You will notice that participants in disasters typically locate the 'beginning' of the disaster at a point suggesting their own control over events. A plane crash retold will begin not with the pressure system over the Central Pacific that caused the instability over the Gulf that caused the wind shear at DFW but at some manageable human intersect, with for example the 'funny feeling' ignored at breakfast."

Elena leaves the campaign trail and decides to help her father with one last deal. He is clearly suffering from some form of dementia as he cannot remember the fact that Elena's mother - his ex wife - is dead. Its during one of these episodes of dementia that Elena agrees to finish an arms deal her father organized. From here, everything starts to spiral.

Again, I don't want to focus too much on plot because it's not the reason I return to the book so often. I love the way Didion writes Elena's character. Like most Didion heroins, Elena is incredibly passive and remote. This is what disturbed me so much about Dee Rees' Netflix adaptation starring Anne Hathaway as Elena McMahon. I do believe that there is a version where Hathaway plays the character right... but instead they chose to play Elena as a sassy, bulldozing reporter. It made me hate the movie only five minutes into it.

I will also quickly say here that the ending was baffling... completely muddling/destroying one of the central aspects of the book - e.g. the relationship between Elena and Treat Morrison (a federal agent attached to her situation).

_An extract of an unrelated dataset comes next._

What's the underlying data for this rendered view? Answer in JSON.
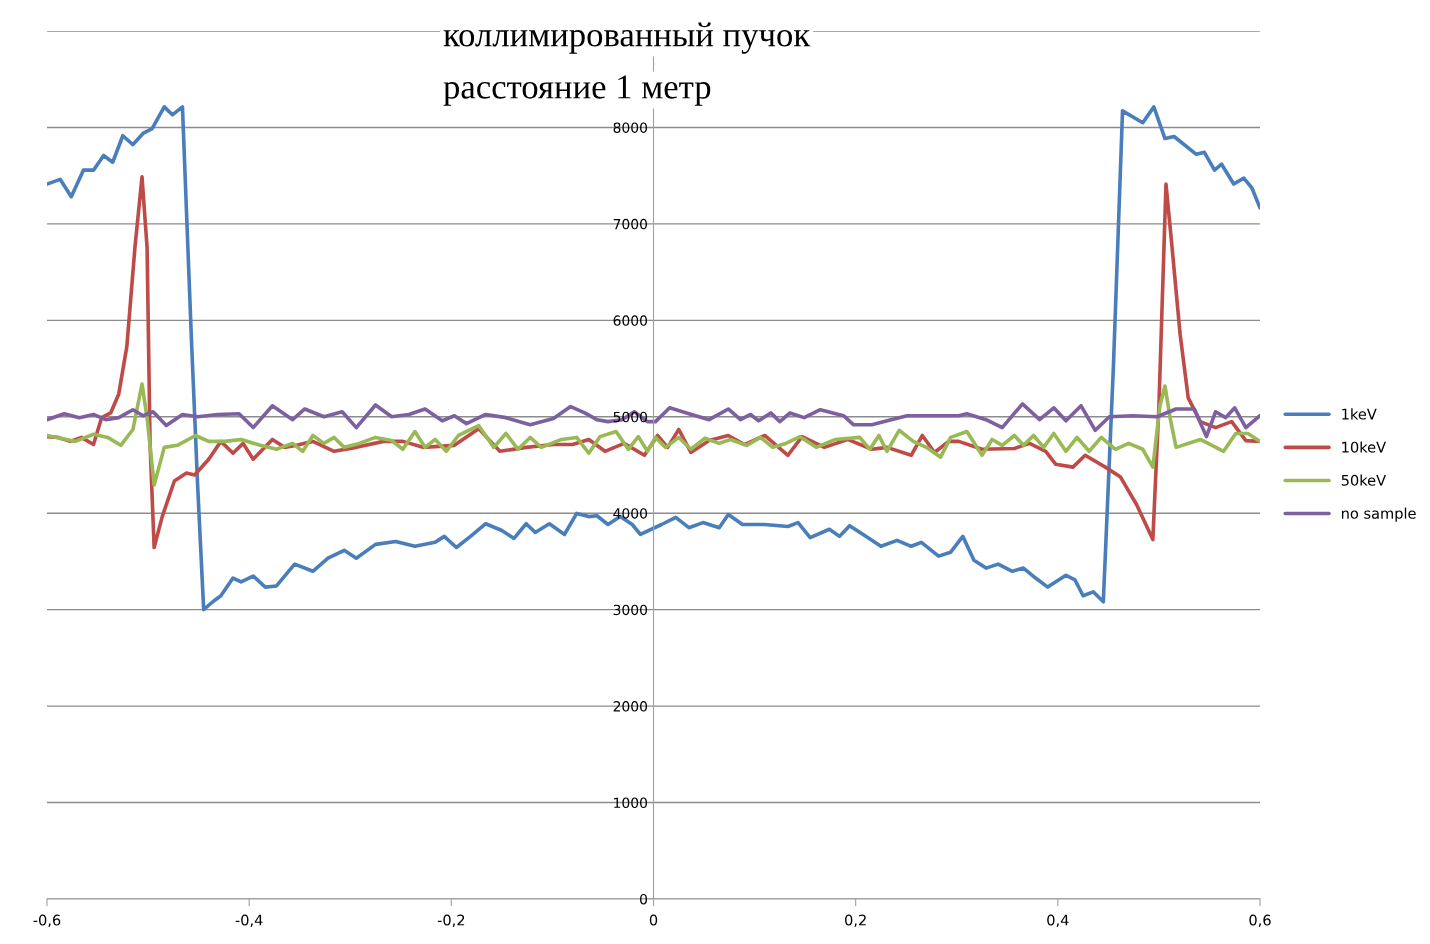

Anne Hathaway as Elena McMahon in Dee Rees's Netflix adaptation
My favourite element of Didion's writing has always been her reportorial prose. I love the way she describes her environment and the details she finds important. A lot of her novels are set in California or abroad in tropical climates. She's written a lot about Hawaii and Miami, and those climates are always hanging over her characters.

Big killer head wave, he remembered. You know the kind. The kind where you step out of the car onto the street and you sink into the asphalt and if you don't move fast you're methane."

It's difficult to tell if the narrator or Elena herself resembles Didion more. I could tell with Dee Rees's movie they were definitely giving Hathaway a Didion-esque look - hair cut to the shoulders and a tan. Like Didion, Elena also has a background in journalism. This is reflected in Elena's diary notes:

They were not exactly the kind of notes a professional writer or reporter might make, but neither were they conventional 'diary' notes, the confessions or private thoughts set down by a civilian. What was peculiar about these entries was that they reflected elements of both modes, the personal and the reportorial, with no apparent distinction between the two."

I know this is lame to admit, but it was this passage that made me want to keep a notebook. I started off just writing bullet points about what I did on the weekend, or what TV show or podcast I started. But now I find myself returning to it more often to write things down and read back on past entries.

Joan Didion
This book is hard to review because I think so much of its value is tied up in Didion's writing style and appreciating that as you go through it. There is one scene between Elena and an arms dealer that involves a dog that still makes me sick to my stomach to think about. This scene happens verbatim in the movie adaptation but feels so much less than the source material.

One of my favourite passages from the book almost describes this feeling perfectly:

The lesson would have been that no one else will ever view our lives exactly as we do: someone else had looked at the snapshots and seen the two children but had failed to hear the music, had failed even to know or care that he or she was lacking the emotional score."

Watching the movie kind of gives you the bare bones, but you completely miss the full picture of Didion's beautiful prose.